In the community, the Foundation supports projects that parallel the mission of Barnes-Jewish Hospital, including programs that promote health, wellness and prevention or reduce disparities in health care access within areas served by the hospital. It has also supported such outreach programs as Beyond Housing, the Effort for AIDS, and St. Patrick Center, supplied as many as 30,000 free flu shots annually to the public; helped support diabetes outreach efforts; and provided money for a new “Cheers” van that takes nursing students from Goldfarb School of Nursing at Barnes-Jewish College into the community. 

The Foundation’s Future 

Over time, much has changed at the Foundation. In 2011, its original name—the Barnes-Jewish Hospital Foundation—became The Foundation for Barnes-Jewish Hospital. The board of directors also has evolved. Once required to have 20 board members each from the former Barnes and Jewish Hospitals, it now represents a cross-section of the broader community. 

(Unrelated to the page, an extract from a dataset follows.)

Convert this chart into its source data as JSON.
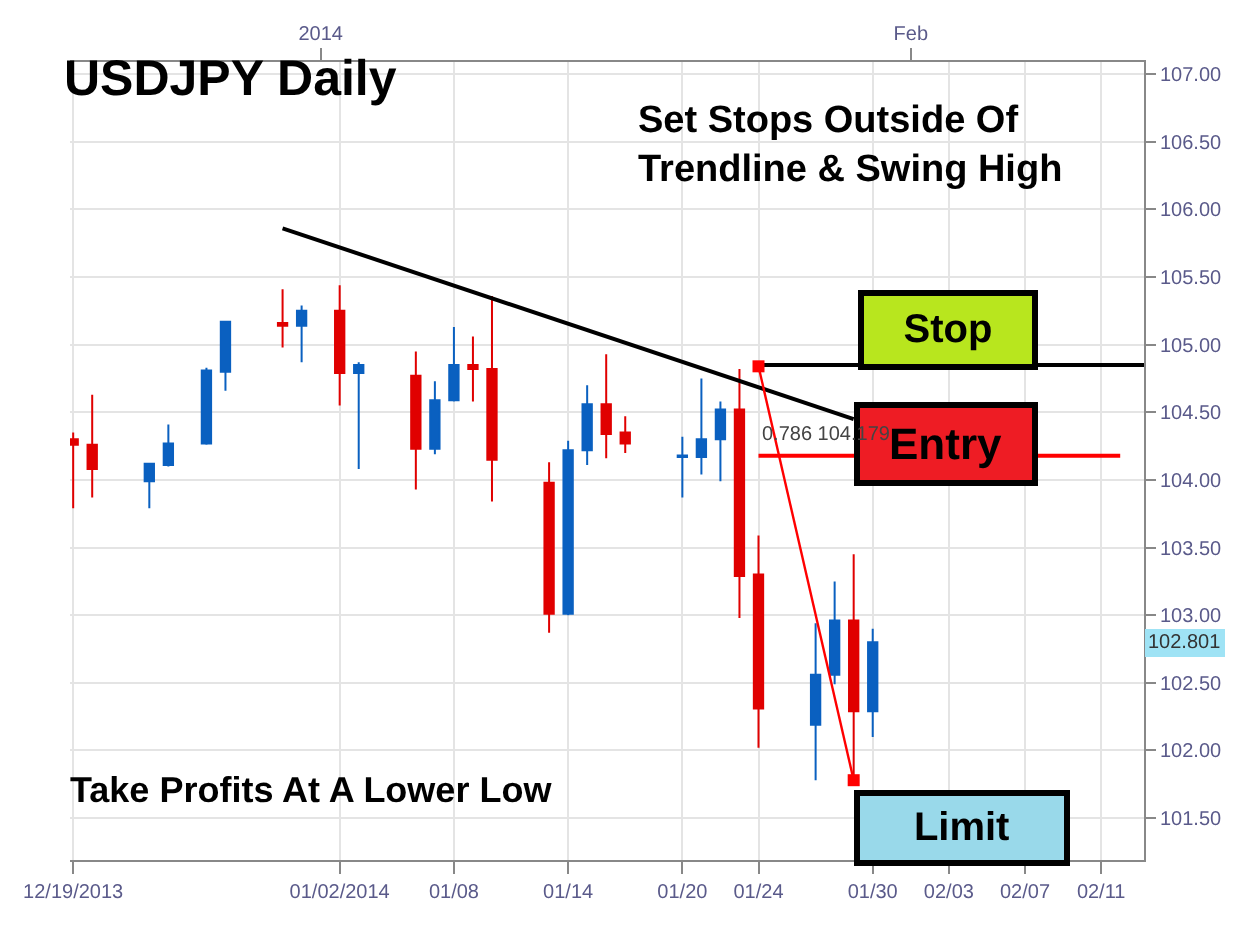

Many other aspects of hospital life, such as medical technology and health care options, have also changed dramatically. But one focus remains the same. Barnes and Jewish Hospital were founded, through generous donations, to provide medical care to patients of any religion or economic background—and today, Barnes-Jewish Hospital continues to offer the same broad-based care, thanks to the continued generosity of the community.